3 ways the church must respond to #MeToo and #TimesUp

By Jack Wilkie

One of the biggest stories of the last year has been the emergence of the “#MeToo” movement, and more recently the #TimesUp addition to it. Our country has watched as thousands of women have opened up about their experiences as victims of unwanted sexual advances and sexual assault all the way up to rape. In fact, “Silence Breakers” won Time magazine’s ‘Person of the Year’ for 2017 for bringing the problem out of the darkness and directing the public’s attention to the issue.

While there is truth to the often-noted points about the filth of Hollywood and the entertainment industry and even to their hypocrisy in furthering the problem, we must keep our focus on the main thing, and that is the people. What we learned is that we are surrounded by people who have been sexually violated. The problem is everywhere. As the people called to shine Jesus’ light into a dark world, this should get our attention. We should be primed to respond to such widespread pain.

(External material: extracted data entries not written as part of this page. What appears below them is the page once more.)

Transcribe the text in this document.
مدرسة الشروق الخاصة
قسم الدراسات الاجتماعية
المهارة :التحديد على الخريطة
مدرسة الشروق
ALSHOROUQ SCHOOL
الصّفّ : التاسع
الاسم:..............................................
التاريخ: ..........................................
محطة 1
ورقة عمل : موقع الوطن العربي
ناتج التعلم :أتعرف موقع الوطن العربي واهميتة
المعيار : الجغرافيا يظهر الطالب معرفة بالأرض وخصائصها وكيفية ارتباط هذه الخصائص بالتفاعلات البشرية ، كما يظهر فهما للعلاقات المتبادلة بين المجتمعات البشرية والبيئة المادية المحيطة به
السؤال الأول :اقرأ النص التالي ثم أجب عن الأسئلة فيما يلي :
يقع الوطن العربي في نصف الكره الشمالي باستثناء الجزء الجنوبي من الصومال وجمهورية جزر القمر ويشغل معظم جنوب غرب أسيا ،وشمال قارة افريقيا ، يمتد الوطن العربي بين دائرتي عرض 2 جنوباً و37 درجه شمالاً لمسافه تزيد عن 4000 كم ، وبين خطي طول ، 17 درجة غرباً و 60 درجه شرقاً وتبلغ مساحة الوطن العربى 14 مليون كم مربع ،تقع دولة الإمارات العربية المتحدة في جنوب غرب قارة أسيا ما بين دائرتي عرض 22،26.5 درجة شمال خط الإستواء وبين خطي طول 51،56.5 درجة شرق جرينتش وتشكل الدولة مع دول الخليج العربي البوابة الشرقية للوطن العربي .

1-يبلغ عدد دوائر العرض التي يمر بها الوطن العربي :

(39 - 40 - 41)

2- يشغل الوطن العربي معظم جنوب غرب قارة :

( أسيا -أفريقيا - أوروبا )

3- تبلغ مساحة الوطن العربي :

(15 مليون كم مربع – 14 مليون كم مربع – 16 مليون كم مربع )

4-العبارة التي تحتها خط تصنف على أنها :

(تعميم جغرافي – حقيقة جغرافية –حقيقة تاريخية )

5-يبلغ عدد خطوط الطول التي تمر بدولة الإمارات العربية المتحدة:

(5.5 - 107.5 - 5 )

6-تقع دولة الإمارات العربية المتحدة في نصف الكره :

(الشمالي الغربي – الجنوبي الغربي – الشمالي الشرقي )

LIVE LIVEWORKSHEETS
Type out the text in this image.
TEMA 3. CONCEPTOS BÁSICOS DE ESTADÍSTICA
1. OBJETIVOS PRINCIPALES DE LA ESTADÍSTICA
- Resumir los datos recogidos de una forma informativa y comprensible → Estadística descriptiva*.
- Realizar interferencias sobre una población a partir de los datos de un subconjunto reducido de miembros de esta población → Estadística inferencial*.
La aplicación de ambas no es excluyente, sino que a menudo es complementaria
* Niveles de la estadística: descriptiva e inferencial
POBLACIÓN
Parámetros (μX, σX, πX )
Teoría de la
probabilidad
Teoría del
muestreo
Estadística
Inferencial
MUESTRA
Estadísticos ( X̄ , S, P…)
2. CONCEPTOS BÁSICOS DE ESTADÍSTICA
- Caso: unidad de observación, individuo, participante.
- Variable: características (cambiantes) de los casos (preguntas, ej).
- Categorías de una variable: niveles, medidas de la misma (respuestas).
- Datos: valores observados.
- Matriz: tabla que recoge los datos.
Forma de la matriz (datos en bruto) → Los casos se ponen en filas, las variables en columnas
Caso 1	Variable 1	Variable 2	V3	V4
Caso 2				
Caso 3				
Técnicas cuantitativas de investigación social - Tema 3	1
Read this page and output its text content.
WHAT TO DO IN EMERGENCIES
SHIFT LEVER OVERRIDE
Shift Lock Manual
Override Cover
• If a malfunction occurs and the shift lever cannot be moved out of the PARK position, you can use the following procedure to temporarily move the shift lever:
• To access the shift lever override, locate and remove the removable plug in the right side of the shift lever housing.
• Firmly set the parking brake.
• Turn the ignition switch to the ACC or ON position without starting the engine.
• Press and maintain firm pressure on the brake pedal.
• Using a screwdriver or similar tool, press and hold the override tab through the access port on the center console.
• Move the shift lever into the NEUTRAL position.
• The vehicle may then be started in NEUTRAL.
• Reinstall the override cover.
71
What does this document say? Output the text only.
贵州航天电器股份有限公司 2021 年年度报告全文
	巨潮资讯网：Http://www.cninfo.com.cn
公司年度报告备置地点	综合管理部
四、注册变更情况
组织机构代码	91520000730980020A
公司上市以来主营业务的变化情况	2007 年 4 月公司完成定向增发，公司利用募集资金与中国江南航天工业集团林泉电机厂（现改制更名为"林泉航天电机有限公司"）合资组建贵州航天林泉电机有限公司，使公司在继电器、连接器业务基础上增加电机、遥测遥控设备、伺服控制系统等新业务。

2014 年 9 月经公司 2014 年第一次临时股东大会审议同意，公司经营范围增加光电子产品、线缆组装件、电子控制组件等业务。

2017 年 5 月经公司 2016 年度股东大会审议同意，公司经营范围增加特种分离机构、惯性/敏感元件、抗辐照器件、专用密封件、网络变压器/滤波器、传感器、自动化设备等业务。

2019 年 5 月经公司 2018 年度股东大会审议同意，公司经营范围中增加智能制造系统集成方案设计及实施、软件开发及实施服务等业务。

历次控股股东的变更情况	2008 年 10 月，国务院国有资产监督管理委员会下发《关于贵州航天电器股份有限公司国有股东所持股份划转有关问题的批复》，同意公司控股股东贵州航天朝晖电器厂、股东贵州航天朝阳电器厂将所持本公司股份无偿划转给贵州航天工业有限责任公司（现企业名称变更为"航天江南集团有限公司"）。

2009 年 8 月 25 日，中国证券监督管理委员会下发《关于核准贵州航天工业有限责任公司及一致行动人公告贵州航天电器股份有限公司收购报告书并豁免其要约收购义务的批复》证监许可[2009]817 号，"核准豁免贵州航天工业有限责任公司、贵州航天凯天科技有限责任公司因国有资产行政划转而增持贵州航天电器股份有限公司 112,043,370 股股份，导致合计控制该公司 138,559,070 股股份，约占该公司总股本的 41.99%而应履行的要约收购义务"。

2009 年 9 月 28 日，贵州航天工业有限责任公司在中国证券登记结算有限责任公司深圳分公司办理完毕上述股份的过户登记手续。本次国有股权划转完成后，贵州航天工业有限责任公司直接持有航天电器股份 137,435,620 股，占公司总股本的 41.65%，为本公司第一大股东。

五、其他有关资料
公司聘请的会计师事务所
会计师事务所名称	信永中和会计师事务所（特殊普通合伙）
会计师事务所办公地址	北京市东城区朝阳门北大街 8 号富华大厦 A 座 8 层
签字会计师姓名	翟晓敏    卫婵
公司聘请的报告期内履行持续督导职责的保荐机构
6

And yet, in a number of cases, churches have been part of the problem. One case that got widespread attention occurred when a denominational minister in Memphis named Andy Savage admitted to coercing a 17-year-old girl into sexual activity in the late 1990s. Upon his confession, his church gave him a standing ovation. The ovation highlighted the fact that many who believe in God still aren’t sure how to respond to these revelations, particularly when the accused may be someone we love. So, let’s take a look at this issue from three angles – how we can help the victims, how we can handle the accused, and how we can prevent it in the future.

The church must be a shelter for victims. While there are complexities that must be dealt with in how we process accusations (believing every claim is irresponsible and creates the potential for “To Kill a Mockingbird” situations), and due diligence must be done, our default response should be to listen to those who say they have been a victim of unwanted sexual attention and to show them the compassion of Christ. One of the key truths underlined by the #MeToo movement is the fact that the effects of being sexually violated can plague a person for years. Depression, self-loathing, self-blame, feelings of worthlessness, and more are widespread in victims of sexual assault. The last place they need to be rejected and left to feel alone is in the church. We must be prepared to show love and care for any who share their story.

One abuse survivor shared with me that confession is often difficult and even impossible for some for various reasons, reasons that help explain the common question about why it often takes so long for people to come forward. One, it’s difficult to relive the story out loud to others, and they’re not sure that they’ll be believed even if they do. Two, they struggle with processing it, feeling that they had some fault or part in what happened. Three, they are afraid of the problem getting worse, especially if it’s an ongoing issue and the predator still has access to them. For these reasons it’s imperative that we as a church always have an open door and a listening ear for those who open up about what they’ve been through.

The church must handle sexual predators biblically. One of the saddest revelations of the #metoo movement was the sheer amount of victims who were silenced to protect the one who committed the act – some even silenced by churches, as Savage’s victim was. It doesn’t matter if it’s a minister who has been there for decades, the newest member, or anyone in between. If it is learned that someone in the church has violated another sexually, proper steps must be taken. That can (and typically does) include legal steps. We who preach biblical morality should never try to protect people from the legal consequences of their actions.

On the other hand, the gravity of the predator’s sins does not mean they shouldn’t be treated with love and grace, as difficult as that may be. They should be confronted and called to repent (Matthew 18), and they must be shown that forgiveness is available to all who repent, put on Christ, and walk in the light. They can still be members of the church, and should be treated as such, though they will have to be subject to supervision whenever gathered with the church. Further, they may potentially be subject to a move to a different congregation if their victim(s) is part of the church and uncomfortable worshiping with them. If they are truly repentant, they will understand and comply willingly.

The church must establish a clear understanding of both the value of every individual and the necessity of maintaining biblical sexuality. The ultimate message of sexual assault is “my desires are more important than you.” We must emphasize to all of our members the value each person has as one of God’s image-bearers and that God created them to be loved, not used. We are (rightly) quick to point to the Bible’s one man, one woman basis for marriage and sex in the Bible when LGBT issues come up, but we must make sure we’re just as quick to emphasize it when it comes to physical contact and mental objectification. No one has a right to another person’s body outside of marriage (1 Corinthians 7:1-3), and this includes the pornography and lust that helps create the objectification of others. Our churches must lead the way in pushing a vision of sex as holy and honorable before God (Hebrews 13:4) both in deed and thought. When that happens, sexually predatory behavior becomes unthinkable and we can move towards our churches being places where #MeToo need never be uttered about our members.